Wind River review by Mark McPherson - Cinema Paradiso
A film such as Wind River, unfortunately, boasts a poster the claims it’s from the writer of Sicario and Hell or High Water. It’s a midwest Western that never quite reaches the same levels as the meaningful and contemplative nature of those previous films, favoring a simpler story of a murder mystery. But that’s okay, even if the film’s central theme about missing Native American women on reservations doesn’t quite so hard by the end. In its own dark and odd ways, it's a pleasing picture that still has the familiar grit from writer turned director Taylor Sheridan.
I dug the setting of the Wind River Indian Reservation in Wyoming. It’s cold, often dark, and so spacious that anyone could get lost in those dangerous woods. One morning the reservation discovers a dead woman, frozen in the snow, her body bloody. To investigate how this happened, wildlife expert Cory Lambert (Jeremy Renner) is called onto the reservation. With his observant son in tow, he drives through the thick snow to meet with Tribal Police Chief Ben Shoyo, played by the always charismatic Graham Greene. He’s not the only law enforcement on the case as FBI agent Jane Banner (Elizabeth Olsen) also enters the scene, despite not being dressed for the occasion of a coming blizzard.
Tracking down how this incident happened is not easy. The large stretch of Wyoming land where the tracks of the victim place her leads the enforcement into some dangerous territory, where both Native Americans and corporate workers are at each other’s throats. With such a long distance between civilization, tensions run high when gunfights erupt. If you’re shot pretty bad, there’s no hospital close enough to tend to your wounds. Jane asks Ben if they should wait for backup when approaching dangerous suspects. He tells her this isn’t that kind of community.

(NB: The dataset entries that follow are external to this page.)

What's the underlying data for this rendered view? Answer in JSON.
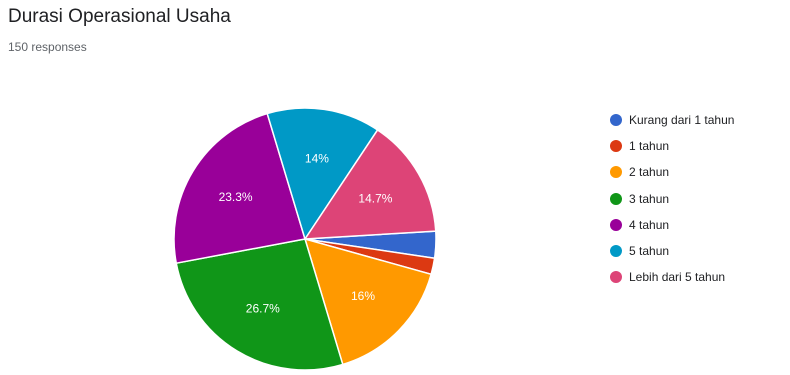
{
  "header": {
    "title": "Durasi Operasional Usaha",
    "subtitle": "150 responses"
  },
  "chart_data": {
    "type": "pie",
    "title": "Durasi Operasional Usaha",
    "subtitle": "150 responses",
    "legend_position": "right",
    "categories": [
      "Kurang dari 1 tahun",
      "1 tahun",
      "2 tahun",
      "3 tahun",
      "4 tahun",
      "5 tahun",
      "Lebih dari 5 tahun"
    ],
    "values": [
      3.3,
      2,
      16,
      26.7,
      23.3,
      14,
      14.7
    ],
    "labels": [
      "",
      "",
      "16%",
      "26.7%",
      "23.3%",
      "14%",
      "14.7%"
    ],
    "colors": [
      "#3366cc",
      "#dc3912",
      "#ff9900",
      "#109618",
      "#990099",
      "#0099c6",
      "#dd4477"
    ]
  }
}
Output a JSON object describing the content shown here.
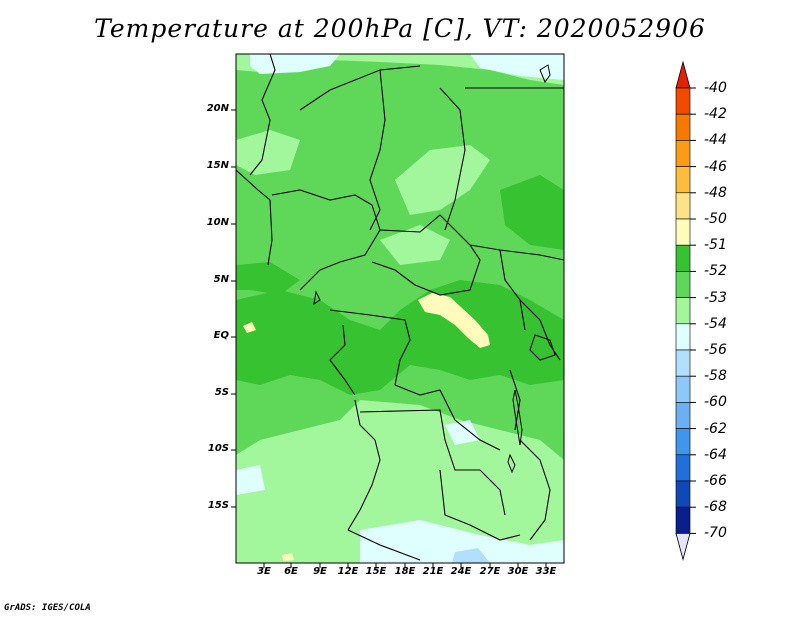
{
  "title": "Temperature at 200hPa [C], VT: 2020052906",
  "credit": "GrADS: IGES/COLA",
  "lat_labels": [
    "20N",
    "15N",
    "10N",
    "5N",
    "EQ",
    "5S",
    "10S",
    "15S"
  ],
  "lon_labels": [
    "3E",
    "6E",
    "9E",
    "12E",
    "15E",
    "18E",
    "21E",
    "24E",
    "27E",
    "30E",
    "33E"
  ],
  "colorbar": {
    "levels": [
      "-40",
      "-42",
      "-44",
      "-46",
      "-48",
      "-50",
      "-51",
      "-52",
      "-53",
      "-54",
      "-56",
      "-58",
      "-60",
      "-62",
      "-64",
      "-66",
      "-68",
      "-70"
    ],
    "colors": [
      "#e61f00",
      "#f24a00",
      "#f77a00",
      "#fc9c16",
      "#fcbd3c",
      "#fde387",
      "#fffcbb",
      "#37c232",
      "#5fd85a",
      "#a2f79c",
      "#dffffe",
      "#b3dfff",
      "#8fc7f9",
      "#6ab0f3",
      "#4095ec",
      "#1f6fdd",
      "#0d4ab7",
      "#0b1f8c",
      "#061061"
    ],
    "top_triangle_color": "#e61f00",
    "bottom_triangle_color": "#e7e4fd"
  },
  "map_colors": {
    "c52": "#37c232",
    "c53": "#5fd85a",
    "c54": "#a2f79c",
    "c56": "#dffffe",
    "c58": "#b3dfff",
    "c51": "#fffcbb",
    "border": "#000000"
  }
}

While Wind River doesn’t make a forceful push in its procedural drama, it leaves plenty of room to appreciate the atmosphere and performances. Renner never goes too far in his role, keeping it subtle and intriguing with how the mystery takes on a personal aspect without being too blunt. He’s very natural when it comes to smaller scenes of him connecting with his son and feeding horses. Olsen does a great job playing a woman out of her element, struggling to keep up with the locals that proceed much differently through a climate of thick white and uncooperative individuals that would sooner spill blood than information.
Greene is amazing to watch for how he effortlessly delivers some of the funniest lines in the movie for an old-timer too seasoned in these murders to not take them with a distracting joke if only to draw away from how this isn’t the first dead Native American woman on the reservation. Also worth noting is a fantastic, if brief, supporting role by Gil Birmingham playing a bitter father that isn’t quite ready to handle the death of his daughter.
Wind River is such a slow and beautiful film at times that it’s almost a shame it's too docile in its moody investigation to be better. It perhaps becomes too easy going when the soundtrack boasts music from Nick Cave, his deep lyrics washing over scenes of intensity that don’t require his vocals. There’s so much to like about the picture with its Midwest cinematography, brutal shootouts, and a gritty unease of isolation that it doesn’t need such additions. What it could use is a better focus on the end-credit commentary about how murdered and missing Native American women on reservations is a real issue. But even for a film that would rather let it snow with mystery and action, it gets the job done and does it rather well at times.